Five Critical Skills of Great Leaders: Making a Transformational Impact
Dawn Pascale
When you look back and consider which leaders had the greatest influence in your life, do you seek ways to emulate their abilities? Great leaders are rarely forgotten; as you move up the corporate ladder, you’ll want to be on the lookout for those same qualities that can help make your own leadership extraordinary. Many characteristics exist that can help define what skills are needed to lead effectively, but the following critical attributes will separate a good leader from a great one.
Link Performance to Emotional Intelligence
It is common for a leader to have to coach and even discipline employees who have problems with communication, decision making, team work and critical thinking, all of which are considered soft skills – essential components of emotional intelligence (EQ). Leaders with a high degree of emotional intelligence have a strong awareness of their own emotions, their strengths, weakness and what drives them. A great leader can self-regulate emotions, manage behaviors and relationships with diplomacy, making decisions that achieve positive results. Therefore, EQ is a strong predictor of performance. Emotional intelligence taps into a fundamental element of human behavior that is distinct from intellect. It is that ‘something’ in each of us that is somewhat intangible, yet it can be acquired and improved with practice.
Create a Culture of Innovation
To innovate does not mean you have to be the next Steve Jobs or Jeff Bezos.
Apple and Amazon are the products of two humans that shared rare talents – both were creative visionaries and master builders. Creative genius and building an empire is less important than is the ability to form a vision around an idea or set of ideas and having happy employees follow your lead.
Recognizing a promising idea – especially from someone you manage – takes humility and confidence. A great leader does not have an attitude of superiority and understands that a lone innovator simply does not exist. Innovation leadership starts when you are willing to collaborate and put autonomy in the hands of your employees, cultivating remarkable outcomes.
Know when to Execute
As important as it is to foster and implement ideas, it is equally as important to know when something or someone isn’t working. A great leader recognizes when a project isn’t working. They are willing to kill it and refocus, no matter how much emotional investment has gone into it to-date.
A true leader will invest their energies and resources into something that will bring more value.
In the same vein, when an employee isn’t reaching standards, a great leader will never let underperformance linger. They address employee problems head-on by taking quick, measurable action by implementing a short-cycled plan for coaching and an exit strategy when targets aren’t met.
Communicate Powerfully and Purposefully
There is no “one size fits all” when it comes to communication. Knowing your audience and their key motivators is as important as knowing their preferred communication and learning styles.
Great leaders will incorporate all four styles of communication when they deliver a message, whether that’s one on one conversations, team meeting, email, phone or video chat. Every time words are spoken, the message may appeal to one or all four of the following: kinesthetic learners (all hands – learns by doing and participation), auditory learners (All ears – learns by listening), digital learners (Pen and paper-learns by reading words) and visual learners (All sight -learns by maps, charts, diagrams). Great leaders aren’t just communicating to be heard – they are communicating so that they are understood.
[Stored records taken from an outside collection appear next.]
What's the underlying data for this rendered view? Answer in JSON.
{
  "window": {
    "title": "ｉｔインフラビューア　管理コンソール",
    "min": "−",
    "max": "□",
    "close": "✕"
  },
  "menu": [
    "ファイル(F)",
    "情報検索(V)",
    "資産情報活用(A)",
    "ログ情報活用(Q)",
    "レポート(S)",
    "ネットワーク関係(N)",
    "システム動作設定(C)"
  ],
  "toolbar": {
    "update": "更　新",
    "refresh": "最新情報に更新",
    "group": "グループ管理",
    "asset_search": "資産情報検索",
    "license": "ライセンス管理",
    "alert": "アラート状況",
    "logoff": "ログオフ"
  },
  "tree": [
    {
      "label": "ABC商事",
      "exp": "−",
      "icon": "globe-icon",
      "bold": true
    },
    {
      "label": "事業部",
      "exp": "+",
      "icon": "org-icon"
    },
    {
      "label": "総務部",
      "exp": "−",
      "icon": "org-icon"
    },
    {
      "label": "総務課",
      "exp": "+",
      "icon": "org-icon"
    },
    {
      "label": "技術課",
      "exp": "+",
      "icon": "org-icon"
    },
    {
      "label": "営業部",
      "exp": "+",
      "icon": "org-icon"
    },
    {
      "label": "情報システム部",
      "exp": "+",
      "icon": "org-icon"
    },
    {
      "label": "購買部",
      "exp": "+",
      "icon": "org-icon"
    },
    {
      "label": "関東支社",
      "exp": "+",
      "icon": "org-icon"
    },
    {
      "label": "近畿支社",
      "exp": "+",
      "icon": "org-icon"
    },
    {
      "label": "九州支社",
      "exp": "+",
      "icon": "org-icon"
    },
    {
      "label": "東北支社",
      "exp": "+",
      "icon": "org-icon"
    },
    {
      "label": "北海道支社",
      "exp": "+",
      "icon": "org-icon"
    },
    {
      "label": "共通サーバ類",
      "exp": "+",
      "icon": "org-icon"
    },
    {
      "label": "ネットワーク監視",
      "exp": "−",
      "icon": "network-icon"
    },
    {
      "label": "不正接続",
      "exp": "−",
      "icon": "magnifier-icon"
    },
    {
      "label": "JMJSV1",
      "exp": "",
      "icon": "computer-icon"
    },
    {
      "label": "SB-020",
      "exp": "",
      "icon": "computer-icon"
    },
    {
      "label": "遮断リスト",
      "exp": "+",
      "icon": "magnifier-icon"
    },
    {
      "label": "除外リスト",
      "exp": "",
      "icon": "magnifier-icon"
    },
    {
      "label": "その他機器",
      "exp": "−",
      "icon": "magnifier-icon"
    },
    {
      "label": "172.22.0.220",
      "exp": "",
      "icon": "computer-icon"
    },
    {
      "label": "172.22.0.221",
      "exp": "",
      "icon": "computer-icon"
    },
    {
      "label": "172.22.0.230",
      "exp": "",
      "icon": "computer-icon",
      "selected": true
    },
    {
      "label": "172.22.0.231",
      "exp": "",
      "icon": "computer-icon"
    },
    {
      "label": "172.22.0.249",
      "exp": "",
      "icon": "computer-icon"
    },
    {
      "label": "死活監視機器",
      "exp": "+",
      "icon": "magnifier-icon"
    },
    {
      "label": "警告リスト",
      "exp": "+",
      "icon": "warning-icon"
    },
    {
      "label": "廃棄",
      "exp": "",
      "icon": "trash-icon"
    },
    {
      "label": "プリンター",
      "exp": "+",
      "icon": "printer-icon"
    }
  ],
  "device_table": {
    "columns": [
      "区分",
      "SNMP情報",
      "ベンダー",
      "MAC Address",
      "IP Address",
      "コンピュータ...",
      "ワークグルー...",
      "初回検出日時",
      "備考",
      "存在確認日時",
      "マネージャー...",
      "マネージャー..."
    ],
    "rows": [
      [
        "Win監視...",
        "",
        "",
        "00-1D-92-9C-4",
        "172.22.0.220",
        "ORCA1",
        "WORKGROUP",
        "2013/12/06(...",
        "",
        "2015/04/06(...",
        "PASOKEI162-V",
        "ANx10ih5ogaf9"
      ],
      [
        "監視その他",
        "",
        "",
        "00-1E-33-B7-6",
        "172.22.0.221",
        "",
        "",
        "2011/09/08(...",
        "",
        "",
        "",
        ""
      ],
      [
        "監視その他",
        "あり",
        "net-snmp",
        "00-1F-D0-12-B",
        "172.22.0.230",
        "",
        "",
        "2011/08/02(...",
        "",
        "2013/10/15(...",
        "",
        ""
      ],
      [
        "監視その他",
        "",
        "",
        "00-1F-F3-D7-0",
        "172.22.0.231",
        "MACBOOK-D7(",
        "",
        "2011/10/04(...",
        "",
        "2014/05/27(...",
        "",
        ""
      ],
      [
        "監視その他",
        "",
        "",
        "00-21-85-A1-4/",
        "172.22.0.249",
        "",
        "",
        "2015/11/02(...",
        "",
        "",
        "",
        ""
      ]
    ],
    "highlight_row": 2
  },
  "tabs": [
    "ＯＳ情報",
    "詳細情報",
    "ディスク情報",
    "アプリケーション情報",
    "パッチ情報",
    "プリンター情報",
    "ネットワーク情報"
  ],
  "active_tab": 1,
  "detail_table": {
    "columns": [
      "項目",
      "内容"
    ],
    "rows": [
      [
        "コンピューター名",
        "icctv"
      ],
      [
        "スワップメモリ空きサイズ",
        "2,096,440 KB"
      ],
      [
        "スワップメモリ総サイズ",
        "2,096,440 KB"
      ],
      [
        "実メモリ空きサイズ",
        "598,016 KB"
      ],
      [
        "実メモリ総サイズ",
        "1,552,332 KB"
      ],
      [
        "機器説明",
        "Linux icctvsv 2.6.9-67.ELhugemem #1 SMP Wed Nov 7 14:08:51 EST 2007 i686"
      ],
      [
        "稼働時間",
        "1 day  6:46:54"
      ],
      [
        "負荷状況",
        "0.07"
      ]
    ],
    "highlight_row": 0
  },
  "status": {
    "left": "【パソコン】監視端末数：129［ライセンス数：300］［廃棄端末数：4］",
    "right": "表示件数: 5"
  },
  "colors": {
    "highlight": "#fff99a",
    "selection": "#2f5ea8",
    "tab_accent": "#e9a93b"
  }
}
Getting in Front of the Inevitable
The future happens every day. We are living in a time where the workplace landscape changes frequently. Uncertainty is not negative; it is an opportunity to get creative and be relentless to improve. Jobs that will be in demand are shifting as more automation is provided by artificial intelligence. Teams are becoming more disparate. Therefore, a great leader must keep abreast of technology advancements and manage the changing relationship between people and emerging tech. A leader accepts change as inevitable and works to stay ahead by anticipating and adapting to change before it occurs.
Defining the attributes of a great leader isn’t measured on skill alone. It is often a testament of will. Staying ahead in an ever-changing industry such as healthcare, necessitates the development of transformational leadership characteristics. Challenging the status quo when mergers and acquisitions, globalization and other types of demographic, financial and situational changes occur, is a distinctive separation between good leadership and being a great leader.